U.S. President Donald Trump publicly lectured his fellow NATO leaders Thursday for not paying their fair share for defense, and he urged them to be more focused on terrorism.
"The NATO of the future must include a great focus on terrorism and immigration, as well as threats from Russia and on NATO's eastern and southern border," he told NATO leaders at alliance headquarters in Brussels.
Trump was speaking at a ceremony to unveil a memorial symbolizing the commitment of NATO members to the principle of collective defense, as outlined in Article Five of the alliance treaty. The memorial is a twisted piece of metal from remains of the World Trade Center, a reminder that the only time Article Five was invoked was after the September 11, 2001 attacks on the United States.
WATCH: Trump's remarks on areas Alliance needs to focus on
A conspicuous omission from Trump's speech, however, was any clear affirmation of the U.S. commitment to Article Five. Trump's refusal to endorse that principle on the campaign trail raised fears in Europe about whether the United States is fully committed to its defense.
The president made only passing reference to Article Five, saying "we will never forsake the friends that stood by our side." But White House spokesman Sean Spicer clarified afterward that the United States will not waver on collective defense."We're not playing cutesy with this," Spicer said. "He's fully committed."
Trump was quite clear, however, in scolding alliance members on the defense spending issues. "I have been very, very direct with Secretary (Jens) Stoltenberg and members of the alliance in saying that NATO members must finally contribute their fair share and meet their financial obligations," Trump said.
The president noted that 23 of 28 member nations are not paying what they should, something that is "not fair'' to the people of the United States.
Spicer told reporters afterward that the other leaders responded positively to Trump's call for them to work toward meeting NATO spending goals. "It was a very positive reaction and affirmation of the president's priorities today," Spicer said.
In his speech, Trump also said this week's Manchester bombing "demonstrates the depths of the evil we face with terrorism."

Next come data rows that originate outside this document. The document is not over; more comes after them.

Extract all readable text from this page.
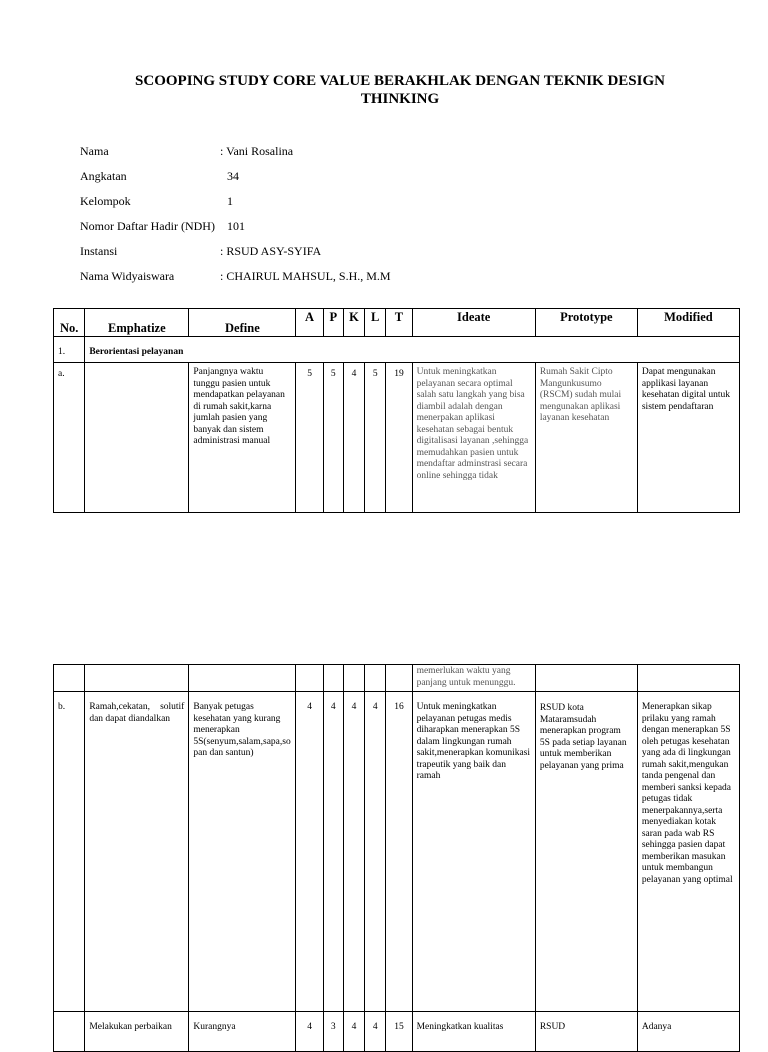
SCOOPING STUDY CORE VALUE BERAKHLAK DENGAN TEKNIK DESIGN THINKING
Nama	: Vani Rosalina
Angkatan	34
Kelompok	1
Nomor Daftar Hadir (NDH) 101
Instansi	: RSUD ASY-SYIFA
Nama Widyaiswara	: CHAIRUL MAHSUL, S.H., M.M
No.	Emphatize	Define	A	P	K	L	T	Ideate	Prototype	Modified
1.	Berorientasi pelayanan									
a.		Panjangnya waktu tunggu pasien untuk mendapatkan pelayanan di rumah sakit,karna jumlah pasien yang banyak dan sistem administrasi manual	5	5	4	5	19	Untuk meningkatkan pelayanan secara optimal salah satu langkah yang bisa diambil adalah dengan menerpakan aplikasi kesehatan sebagai bentuk digitalisasi layanan ,sehingga memudahkan pasien untuk mendaftar adminstrasi secara online sehingga tidak	Rumah Sakit Cipto Mangunkusumo (RSCM) sudah mulai mengunakan aplikasi layanan kesehatan	Dapat mengunakan applikasi layanan kesehatan digital untuk sistem pendaftaran
								memerlukan waktu yang panjang untuk menunggu.		
b.	Ramah,cekatan, solutif dan dapat diandalkan	Banyak petugas kesehatan yang kurang menerapkan 5S(senyum,salam,sapa,sopan dan santun)	4	4	4	4	16	Untuk meningkatkan pelayanan petugas medis diharapkan menerapkan 5S dalam lingkungan rumah sakit,menerapkan komunikasi trapeutik yang baik dan ramah	RSUD kota Mataramsudah menerapkan program 5S pada setiap layanan untuk memberikan pelayanan yang prima	Menerapkan sikap prilaku yang ramah dengan menerapkan 5S oleh petugas kesehatan yang ada di lingkungan rumah sakit,mengukan tanda pengenal dan memberi sanksi kepada petugas tidak menerpakannya,serta menyediakan kotak saran pada wab RS sehingga pasien dapat memberikan masukan untuk membangun pelayanan yang optimal
	Melakukan perbaikan	Kurangnya	4	3	4	4	15	Meningkatkan kualitas	RSUD	Adanya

British Prime Minister Theresa May's spokesman told reporters the prime minister used the occasion to express her concern to Trump about leaks in the U.S. media revealing details of the Manchester bombing investigation.
WATCH: Mays on intelligence leaks by U.S.
Manchester police were reported to have been furious that the New York Times published unreleased forensic photographs from the crime scene, and U.S. media outlets announced the name of the suicide bomber before it was released by British officials.
Media reports said British police stopped sharing information with their American counterparts after the leaks. Mark Rowley, head of Britain's counterterrorism unit, said late Thursday that the two countries had shared resumption of intelligence-sharing.
Terrorism fight to top talks
Before meetings this week with NATO leaders, Trump called terrorism the "number one" problem facing the world.
In a meeting Wednesday with Belgian Prime Minister Charles Michel in Brussels, Trump pointed to the Manchester attack as an example of the pressing terror threat.
"When you see something like that happened a few days ago, you realize how important it is to win this fight, and we will win this fight," Trump said.
"We have to be able to increase defense spending when tensions are going up. And tensions are going up," NATO Secretary General Jens Stoltenberg told reporters Thursday.
A senior U.S. official told reporters Stoltenberg expressed surprise in his meeting with Trump that anyone would question Washington's commitment to the NATO collective defense principle.
"Stoltenberg seemed bemused that it would ever be asked," the official said. "He [Stoltenberg] said deeds are what show the [U.S.] commitment to Article Five, and he came to the Article Five ceremony."
After Brussels, the U.S. president returned to the Italian island of Sicily for a summit of the Group of Seven major industrialized Western powers.